Like many contemporary horror films, The Visit is a found footage film. This movie had no business being a found footage film. The found footage elements made half of the first two-thirds of The Visit exactly the kind of film that an audience has come to expect from Shyamalan over the last decade. The first two-thirds of the film divided by spending time with the kids and exploring the grandparent’s weird stuff. The half spent with the kids Shyamalan should have cut out of the movie; the kids were annoying and convoluted the plot, which drags the movie down. The half of the first two-thirds that dealt with the grandparents was the only thing that kept the first two-thirds moving along. The found footage elements make the film dull for the first two-thirds because found footage films have a singular perspective, that of whoever has the camera. The singular view leads found footage films to have at best a weak through-line narrative. The first two-thirds of this movie was confusing and slow and did very little to progress the plot of the film.
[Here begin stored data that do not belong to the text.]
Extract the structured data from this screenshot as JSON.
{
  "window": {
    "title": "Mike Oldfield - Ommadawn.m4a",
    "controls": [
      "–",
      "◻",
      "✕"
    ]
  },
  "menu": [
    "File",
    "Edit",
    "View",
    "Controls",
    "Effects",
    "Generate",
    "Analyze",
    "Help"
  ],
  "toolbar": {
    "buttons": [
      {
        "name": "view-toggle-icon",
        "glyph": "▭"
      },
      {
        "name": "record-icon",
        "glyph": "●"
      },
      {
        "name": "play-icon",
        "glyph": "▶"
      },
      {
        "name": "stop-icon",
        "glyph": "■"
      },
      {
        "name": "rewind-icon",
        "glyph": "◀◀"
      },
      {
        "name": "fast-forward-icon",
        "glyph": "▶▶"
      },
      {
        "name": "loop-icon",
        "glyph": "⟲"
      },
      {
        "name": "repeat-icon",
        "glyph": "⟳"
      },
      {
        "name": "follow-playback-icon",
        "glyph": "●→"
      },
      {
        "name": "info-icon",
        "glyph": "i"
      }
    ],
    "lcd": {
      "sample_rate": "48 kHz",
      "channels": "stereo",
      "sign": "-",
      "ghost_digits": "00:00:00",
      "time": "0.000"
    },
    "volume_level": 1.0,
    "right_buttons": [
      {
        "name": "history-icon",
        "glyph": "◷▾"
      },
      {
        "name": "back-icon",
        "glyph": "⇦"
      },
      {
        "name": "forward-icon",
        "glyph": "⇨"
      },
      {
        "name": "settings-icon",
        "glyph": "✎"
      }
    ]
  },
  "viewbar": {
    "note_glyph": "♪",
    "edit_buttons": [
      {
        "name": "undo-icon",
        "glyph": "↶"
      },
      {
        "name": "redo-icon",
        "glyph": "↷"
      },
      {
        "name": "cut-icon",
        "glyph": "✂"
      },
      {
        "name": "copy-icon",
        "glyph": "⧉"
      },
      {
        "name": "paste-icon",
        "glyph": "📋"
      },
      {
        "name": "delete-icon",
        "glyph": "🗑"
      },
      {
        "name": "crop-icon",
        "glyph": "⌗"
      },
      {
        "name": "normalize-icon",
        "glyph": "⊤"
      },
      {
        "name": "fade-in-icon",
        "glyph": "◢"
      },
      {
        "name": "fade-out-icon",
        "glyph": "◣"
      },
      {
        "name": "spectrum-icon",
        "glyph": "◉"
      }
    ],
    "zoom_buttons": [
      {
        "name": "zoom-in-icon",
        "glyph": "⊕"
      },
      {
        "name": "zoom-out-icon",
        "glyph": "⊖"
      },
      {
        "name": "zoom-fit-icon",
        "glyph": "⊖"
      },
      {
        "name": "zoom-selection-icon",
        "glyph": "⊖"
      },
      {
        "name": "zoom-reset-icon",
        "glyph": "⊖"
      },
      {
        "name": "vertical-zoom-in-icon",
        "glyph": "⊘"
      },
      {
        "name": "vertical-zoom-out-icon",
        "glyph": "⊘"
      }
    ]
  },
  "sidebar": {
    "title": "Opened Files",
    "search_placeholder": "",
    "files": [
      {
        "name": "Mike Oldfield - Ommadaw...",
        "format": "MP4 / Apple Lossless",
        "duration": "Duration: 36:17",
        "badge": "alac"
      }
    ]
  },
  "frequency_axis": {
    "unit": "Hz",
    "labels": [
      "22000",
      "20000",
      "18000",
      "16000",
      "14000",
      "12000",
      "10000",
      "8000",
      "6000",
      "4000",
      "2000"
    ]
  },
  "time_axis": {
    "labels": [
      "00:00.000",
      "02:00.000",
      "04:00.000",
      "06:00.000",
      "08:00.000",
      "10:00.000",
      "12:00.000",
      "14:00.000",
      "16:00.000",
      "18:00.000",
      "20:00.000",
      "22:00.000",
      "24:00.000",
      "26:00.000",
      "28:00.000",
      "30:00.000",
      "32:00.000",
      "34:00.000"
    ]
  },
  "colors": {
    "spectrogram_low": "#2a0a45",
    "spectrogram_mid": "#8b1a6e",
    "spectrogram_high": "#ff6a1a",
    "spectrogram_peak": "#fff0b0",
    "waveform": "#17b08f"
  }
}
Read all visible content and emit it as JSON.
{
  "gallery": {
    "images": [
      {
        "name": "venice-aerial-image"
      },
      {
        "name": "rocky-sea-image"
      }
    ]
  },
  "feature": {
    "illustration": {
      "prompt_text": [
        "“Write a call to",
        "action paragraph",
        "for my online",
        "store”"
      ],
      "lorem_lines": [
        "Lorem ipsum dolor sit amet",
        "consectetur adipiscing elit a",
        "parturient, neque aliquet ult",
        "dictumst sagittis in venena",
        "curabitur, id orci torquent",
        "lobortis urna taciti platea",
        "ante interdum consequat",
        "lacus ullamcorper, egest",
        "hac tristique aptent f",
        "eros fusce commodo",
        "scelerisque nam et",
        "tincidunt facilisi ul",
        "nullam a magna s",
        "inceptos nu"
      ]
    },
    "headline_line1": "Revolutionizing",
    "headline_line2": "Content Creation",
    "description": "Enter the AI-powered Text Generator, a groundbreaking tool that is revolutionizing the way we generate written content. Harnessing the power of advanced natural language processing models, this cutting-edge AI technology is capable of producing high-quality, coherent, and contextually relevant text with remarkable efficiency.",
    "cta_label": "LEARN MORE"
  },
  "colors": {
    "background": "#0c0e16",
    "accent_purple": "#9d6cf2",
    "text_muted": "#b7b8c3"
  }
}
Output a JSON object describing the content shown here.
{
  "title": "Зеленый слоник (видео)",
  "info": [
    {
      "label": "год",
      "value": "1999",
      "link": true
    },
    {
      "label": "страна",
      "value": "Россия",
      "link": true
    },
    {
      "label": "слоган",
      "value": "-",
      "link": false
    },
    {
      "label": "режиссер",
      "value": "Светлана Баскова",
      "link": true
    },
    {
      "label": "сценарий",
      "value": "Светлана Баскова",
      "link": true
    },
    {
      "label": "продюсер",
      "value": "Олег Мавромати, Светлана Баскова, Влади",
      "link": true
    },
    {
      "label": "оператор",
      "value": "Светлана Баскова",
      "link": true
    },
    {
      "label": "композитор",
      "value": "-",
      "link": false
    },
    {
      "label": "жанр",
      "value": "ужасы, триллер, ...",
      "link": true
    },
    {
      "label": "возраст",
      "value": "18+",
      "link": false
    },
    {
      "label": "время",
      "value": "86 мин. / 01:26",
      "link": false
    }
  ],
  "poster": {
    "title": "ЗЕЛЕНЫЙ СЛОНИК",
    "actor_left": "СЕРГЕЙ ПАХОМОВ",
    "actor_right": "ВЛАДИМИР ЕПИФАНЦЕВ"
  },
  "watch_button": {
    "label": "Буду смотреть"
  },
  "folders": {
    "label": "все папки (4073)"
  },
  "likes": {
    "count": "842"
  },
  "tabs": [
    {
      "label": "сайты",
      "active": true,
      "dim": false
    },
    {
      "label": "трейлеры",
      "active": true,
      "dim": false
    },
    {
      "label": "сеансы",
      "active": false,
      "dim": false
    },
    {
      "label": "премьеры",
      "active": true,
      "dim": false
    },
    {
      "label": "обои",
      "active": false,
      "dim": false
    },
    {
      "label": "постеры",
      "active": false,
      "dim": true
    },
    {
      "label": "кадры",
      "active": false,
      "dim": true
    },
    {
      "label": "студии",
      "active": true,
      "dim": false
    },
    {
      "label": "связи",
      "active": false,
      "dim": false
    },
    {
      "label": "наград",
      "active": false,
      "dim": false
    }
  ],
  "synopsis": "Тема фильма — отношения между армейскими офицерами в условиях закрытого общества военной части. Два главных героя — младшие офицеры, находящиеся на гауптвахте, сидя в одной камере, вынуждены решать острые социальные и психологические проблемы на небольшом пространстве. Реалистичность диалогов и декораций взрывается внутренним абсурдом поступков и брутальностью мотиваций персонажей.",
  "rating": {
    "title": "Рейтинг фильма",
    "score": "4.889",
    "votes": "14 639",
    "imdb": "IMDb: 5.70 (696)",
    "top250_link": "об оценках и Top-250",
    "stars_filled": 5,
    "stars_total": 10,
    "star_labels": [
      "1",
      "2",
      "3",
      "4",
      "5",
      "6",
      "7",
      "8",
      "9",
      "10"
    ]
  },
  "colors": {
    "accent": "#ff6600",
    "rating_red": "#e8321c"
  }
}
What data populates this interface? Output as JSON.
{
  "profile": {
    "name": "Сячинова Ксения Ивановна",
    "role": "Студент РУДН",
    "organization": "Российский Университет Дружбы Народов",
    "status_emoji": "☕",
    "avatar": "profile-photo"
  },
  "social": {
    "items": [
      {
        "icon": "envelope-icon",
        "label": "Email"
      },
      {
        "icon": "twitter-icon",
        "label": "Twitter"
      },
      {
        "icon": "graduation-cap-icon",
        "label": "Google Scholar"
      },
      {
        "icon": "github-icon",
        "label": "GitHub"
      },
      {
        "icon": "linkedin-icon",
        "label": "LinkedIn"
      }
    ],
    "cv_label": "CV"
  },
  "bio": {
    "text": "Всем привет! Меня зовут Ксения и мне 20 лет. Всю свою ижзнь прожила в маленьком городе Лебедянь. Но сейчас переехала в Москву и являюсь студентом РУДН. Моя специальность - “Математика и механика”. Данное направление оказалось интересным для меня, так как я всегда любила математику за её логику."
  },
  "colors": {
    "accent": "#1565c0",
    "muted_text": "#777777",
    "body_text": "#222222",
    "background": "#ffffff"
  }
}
For all the weakness of the first two-thirds of The Visit the last third of the movie after the twist is revealed, is the best film that Shyamalan has made in a decade. The twist in this movie is a twist that I had not thought was even a possible scenario until the twist came. The last third of the movie is intense, engaging, and it makes up for the fact that the first two-thirds of the film were dull and slow.
The Visit is a film that simultaneously manages to represent the current state of its creators career and represent the promise that he had shown early in his career. The Visit receives 3/5.